With its win over UConn in the first game of the Hockey East Quarterfinals, Boston College women’s hockey was sitting pretty. But on Saturday afternoon, from puck drop to the end of the third period, the Eagles (17-15-3, 14-11-2 Hockey East) were playing like the more comfortable team, and that hurt them—ultimately leading to an 0-2 defeat at the hands of the Huskies.
For BC, there was no losing scenario for the outcome of this game. Had they won this contest, the Eagles would have moved on to the next round, but if they lost, there were no repercussions—they wouldn’t be knocked out of the playoffs, just forced to play an additional game.
But the Huskies (17-17-2, 13-12-2) had a different mindset. UConn was playing for its playoff life, its ability to get a chance for a comeback and put its first loss in the past. The Huskies had something to prove in this game, and they played as such. In scoring its two unanswered goals against the Eagles—one in the first period and one in the second—UConn proved that it has the ability to compete and it won’t give up at the mere sight of a challenge.
“Knowing that your season can end, how are you going to play?” said head coach Katie Crowley following the Eagles’ loss. “Today [UConn] played like [its] season could end.”
The Huskies asserted themselves early on in the first period, forcing Maddy McArthur to stop the puck against some high-intensity chances. But UConn kept coming, unwilling to back down. After facing an onslaught of shots against, McArthur allowed the first goal of the game. Huskies defenseman Claire Peterson made the initial shot from the blue line, which was tipped past McArthur by Taylor Wabick.
The Eagles, who had been effectively shut down by the Huskies throughout the first, managed to get their first shot against UConn goalie Morgan Fisher with just five and a half minutes remaining in the first period. Fisher, however, expertly caught Caroline DiFiore’s shot, preventing BC from tying the score.
The second period continued much the same as the one that came before, with UConn dominating the play as its defense simultaneously shut down any chance the Eagles had at staging a comeback. Midway through the second frame, the Huskies added an insurance goal.
After two unsuccessful periods, BC needed to make a change in order to remain in the game. The Eagles had only gotten five shots on net in both the first and second periods, with the first shot in each coming midway through the frame or afterward. And yet, despite more than doubling their shot totals from the periods prior, the Eagles could not find the back of the net. McArthur continued to make excellent saves against UConn, preventing the Huskies from running up the score. And as the clock wound down in the third period, the Huskies’ 2-0 lead over the Eagles stood, tying up the series at one game apiece.

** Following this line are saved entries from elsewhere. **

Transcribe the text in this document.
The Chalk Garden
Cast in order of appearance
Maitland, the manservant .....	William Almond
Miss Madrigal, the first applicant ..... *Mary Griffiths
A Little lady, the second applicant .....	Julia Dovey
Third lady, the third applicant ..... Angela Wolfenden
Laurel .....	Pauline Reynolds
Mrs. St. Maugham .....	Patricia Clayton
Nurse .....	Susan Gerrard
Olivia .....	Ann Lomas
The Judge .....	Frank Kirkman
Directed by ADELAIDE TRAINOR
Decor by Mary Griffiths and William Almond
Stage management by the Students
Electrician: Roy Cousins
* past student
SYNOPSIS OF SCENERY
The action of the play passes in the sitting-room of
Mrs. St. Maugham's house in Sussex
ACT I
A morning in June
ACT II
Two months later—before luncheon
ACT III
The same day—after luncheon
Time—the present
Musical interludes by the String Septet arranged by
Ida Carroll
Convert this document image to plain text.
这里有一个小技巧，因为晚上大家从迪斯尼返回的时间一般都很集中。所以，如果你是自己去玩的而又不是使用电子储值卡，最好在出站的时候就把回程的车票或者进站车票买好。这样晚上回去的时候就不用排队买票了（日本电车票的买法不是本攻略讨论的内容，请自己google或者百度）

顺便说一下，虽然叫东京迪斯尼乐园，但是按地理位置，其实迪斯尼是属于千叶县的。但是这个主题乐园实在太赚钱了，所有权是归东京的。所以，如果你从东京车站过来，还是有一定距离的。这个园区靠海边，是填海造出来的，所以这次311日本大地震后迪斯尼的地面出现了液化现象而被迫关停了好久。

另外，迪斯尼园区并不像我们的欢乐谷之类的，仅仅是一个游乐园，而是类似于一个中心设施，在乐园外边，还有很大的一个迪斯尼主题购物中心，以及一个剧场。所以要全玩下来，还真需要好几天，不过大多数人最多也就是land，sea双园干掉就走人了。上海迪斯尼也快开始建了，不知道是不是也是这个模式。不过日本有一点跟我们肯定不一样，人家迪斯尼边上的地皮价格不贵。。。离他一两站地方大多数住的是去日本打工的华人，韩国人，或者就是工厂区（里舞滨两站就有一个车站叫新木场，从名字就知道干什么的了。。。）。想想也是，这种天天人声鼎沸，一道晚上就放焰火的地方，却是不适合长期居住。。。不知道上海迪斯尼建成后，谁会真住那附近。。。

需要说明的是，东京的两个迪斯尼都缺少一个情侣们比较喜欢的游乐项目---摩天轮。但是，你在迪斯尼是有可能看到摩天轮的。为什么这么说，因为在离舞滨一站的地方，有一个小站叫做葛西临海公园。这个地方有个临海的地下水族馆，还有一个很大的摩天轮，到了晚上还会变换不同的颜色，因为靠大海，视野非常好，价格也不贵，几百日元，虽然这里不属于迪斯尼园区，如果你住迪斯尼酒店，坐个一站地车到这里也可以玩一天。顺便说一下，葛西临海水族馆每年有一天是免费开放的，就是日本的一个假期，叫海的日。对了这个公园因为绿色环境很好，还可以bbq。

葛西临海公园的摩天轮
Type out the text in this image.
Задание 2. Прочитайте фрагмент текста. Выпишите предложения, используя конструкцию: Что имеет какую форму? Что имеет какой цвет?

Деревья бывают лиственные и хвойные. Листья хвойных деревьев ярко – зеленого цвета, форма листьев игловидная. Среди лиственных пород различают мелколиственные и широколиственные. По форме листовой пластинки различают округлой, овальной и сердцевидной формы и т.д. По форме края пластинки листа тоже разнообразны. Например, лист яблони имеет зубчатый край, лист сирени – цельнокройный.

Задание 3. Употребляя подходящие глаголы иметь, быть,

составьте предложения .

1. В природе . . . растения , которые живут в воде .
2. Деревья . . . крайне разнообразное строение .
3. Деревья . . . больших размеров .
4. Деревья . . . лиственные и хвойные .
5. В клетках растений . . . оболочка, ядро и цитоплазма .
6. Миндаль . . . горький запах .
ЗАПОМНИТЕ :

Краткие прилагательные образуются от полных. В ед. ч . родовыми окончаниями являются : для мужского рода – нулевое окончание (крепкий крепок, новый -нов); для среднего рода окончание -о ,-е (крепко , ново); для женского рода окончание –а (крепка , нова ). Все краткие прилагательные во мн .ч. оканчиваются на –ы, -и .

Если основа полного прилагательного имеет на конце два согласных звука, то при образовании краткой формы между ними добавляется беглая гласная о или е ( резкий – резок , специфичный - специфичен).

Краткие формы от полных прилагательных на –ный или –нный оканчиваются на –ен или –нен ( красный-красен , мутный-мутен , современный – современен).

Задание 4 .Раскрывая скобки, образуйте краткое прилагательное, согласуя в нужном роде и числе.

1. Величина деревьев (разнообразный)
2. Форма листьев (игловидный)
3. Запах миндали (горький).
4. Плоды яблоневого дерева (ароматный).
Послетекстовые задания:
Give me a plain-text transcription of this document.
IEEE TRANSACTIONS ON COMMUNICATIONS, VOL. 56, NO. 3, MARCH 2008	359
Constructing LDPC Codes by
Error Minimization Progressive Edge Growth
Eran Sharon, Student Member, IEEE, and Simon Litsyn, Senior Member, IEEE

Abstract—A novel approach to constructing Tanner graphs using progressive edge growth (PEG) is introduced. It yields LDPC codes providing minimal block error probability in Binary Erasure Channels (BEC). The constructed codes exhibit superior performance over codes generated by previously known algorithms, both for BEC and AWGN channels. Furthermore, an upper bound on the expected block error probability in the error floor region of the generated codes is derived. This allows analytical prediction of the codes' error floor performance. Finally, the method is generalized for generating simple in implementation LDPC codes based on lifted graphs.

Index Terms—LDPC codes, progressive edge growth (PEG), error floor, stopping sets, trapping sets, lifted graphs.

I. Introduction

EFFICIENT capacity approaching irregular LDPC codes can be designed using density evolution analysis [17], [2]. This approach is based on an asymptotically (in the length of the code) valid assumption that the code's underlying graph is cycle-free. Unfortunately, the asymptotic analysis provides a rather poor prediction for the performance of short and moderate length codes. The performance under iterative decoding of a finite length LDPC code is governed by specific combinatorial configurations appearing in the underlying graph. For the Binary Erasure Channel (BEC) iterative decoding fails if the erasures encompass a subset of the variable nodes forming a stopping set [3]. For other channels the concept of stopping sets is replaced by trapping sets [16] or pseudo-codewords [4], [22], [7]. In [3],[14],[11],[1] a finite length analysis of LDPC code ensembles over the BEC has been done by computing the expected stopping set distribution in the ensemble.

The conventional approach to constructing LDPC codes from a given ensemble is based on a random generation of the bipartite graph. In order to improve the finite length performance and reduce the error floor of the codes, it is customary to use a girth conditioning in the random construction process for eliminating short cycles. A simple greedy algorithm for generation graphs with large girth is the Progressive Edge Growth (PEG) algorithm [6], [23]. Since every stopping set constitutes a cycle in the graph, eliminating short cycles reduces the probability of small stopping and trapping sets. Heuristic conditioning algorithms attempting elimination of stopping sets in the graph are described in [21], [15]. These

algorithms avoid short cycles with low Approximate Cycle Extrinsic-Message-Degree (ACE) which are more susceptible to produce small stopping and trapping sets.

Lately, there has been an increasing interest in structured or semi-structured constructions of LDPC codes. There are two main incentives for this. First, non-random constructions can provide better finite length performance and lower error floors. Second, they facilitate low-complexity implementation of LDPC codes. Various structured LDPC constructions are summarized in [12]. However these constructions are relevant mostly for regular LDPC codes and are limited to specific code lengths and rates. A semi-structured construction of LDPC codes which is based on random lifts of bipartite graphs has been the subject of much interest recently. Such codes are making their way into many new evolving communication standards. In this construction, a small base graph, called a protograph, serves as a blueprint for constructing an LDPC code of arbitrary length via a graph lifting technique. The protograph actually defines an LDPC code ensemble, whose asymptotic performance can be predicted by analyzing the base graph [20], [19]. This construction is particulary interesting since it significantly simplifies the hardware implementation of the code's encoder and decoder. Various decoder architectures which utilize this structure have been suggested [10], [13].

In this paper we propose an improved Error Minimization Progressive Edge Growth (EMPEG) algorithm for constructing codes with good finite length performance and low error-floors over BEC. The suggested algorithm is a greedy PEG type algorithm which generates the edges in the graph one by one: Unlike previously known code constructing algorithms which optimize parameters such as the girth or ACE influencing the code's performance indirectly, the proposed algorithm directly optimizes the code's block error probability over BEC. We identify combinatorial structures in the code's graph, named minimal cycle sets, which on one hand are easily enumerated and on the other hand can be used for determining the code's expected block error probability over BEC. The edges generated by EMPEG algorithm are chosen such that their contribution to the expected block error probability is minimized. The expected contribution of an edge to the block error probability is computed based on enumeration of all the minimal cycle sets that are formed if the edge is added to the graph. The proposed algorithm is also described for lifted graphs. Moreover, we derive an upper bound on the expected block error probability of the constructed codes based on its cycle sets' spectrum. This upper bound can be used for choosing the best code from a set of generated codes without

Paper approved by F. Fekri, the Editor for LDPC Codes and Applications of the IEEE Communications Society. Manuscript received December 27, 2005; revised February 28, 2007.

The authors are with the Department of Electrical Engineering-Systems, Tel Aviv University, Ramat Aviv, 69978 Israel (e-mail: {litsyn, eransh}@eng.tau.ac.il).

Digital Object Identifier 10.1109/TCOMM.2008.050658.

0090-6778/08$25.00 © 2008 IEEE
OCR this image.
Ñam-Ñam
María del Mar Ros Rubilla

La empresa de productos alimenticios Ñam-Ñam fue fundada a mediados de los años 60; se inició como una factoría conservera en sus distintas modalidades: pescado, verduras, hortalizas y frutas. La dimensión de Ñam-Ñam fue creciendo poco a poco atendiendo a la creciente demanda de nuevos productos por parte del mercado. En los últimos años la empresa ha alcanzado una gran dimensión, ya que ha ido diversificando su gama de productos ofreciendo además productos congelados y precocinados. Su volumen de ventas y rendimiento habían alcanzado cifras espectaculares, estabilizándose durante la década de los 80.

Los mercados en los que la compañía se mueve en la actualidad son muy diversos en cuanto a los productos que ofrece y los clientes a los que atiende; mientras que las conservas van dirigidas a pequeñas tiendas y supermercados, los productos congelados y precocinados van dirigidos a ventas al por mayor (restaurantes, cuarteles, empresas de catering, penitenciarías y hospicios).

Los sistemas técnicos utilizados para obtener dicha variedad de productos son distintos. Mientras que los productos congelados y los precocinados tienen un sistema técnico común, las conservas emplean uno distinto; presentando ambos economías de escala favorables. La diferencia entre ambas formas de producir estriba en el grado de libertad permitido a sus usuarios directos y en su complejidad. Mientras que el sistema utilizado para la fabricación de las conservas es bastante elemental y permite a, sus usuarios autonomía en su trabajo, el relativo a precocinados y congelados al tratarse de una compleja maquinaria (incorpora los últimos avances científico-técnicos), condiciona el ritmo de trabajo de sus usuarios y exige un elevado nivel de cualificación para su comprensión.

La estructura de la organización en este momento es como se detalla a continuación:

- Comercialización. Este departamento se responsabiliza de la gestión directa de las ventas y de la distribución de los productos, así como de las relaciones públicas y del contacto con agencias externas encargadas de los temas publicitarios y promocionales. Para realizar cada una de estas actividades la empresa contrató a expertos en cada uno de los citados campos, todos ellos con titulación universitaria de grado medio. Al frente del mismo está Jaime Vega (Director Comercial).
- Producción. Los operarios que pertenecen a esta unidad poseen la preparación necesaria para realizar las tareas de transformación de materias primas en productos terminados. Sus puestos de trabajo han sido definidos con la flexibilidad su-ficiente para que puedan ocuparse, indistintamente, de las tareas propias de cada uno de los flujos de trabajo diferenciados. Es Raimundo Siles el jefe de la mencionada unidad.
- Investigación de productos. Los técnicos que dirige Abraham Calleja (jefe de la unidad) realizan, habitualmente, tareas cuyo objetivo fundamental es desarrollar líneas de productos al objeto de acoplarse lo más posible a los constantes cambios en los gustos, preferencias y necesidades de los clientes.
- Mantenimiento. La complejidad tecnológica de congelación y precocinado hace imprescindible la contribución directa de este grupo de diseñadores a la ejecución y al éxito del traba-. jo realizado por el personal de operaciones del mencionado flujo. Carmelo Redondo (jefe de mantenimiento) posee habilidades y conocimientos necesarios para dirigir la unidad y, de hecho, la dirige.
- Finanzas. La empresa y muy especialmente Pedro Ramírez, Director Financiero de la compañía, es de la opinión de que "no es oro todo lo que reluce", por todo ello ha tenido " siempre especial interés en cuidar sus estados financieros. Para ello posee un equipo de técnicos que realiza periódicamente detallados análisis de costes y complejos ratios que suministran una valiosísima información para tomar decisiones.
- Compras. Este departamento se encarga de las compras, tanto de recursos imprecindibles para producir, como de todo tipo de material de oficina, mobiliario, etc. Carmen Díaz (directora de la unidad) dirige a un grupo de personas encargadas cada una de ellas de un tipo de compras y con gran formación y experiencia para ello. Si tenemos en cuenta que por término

This game marked the first time the Eagles had been shutout since BC lost 0-3 to New Hampshire in early February. McArthur had also been in net for that game, stopping only 22 of the 25 shots she faced. The difference, however, between that game and the loss the Eagles suffered against UConn was how BC had actually outshot the Wildcats 32-25. The shot count was simply another area in which the Huskies dominated the Eagles, keeping BC to only five shots on goal in both the first and second period and a total of 21 shots, while averaging 12 shots on goal per period themselves.
As a result of UConn’s all-around dominant performance over the Eagles, the two teams will meet once more for the last matchup of their best-of-three series on Sunday afternoon. And when they meet, it won’t just be one team playing as if its season could end.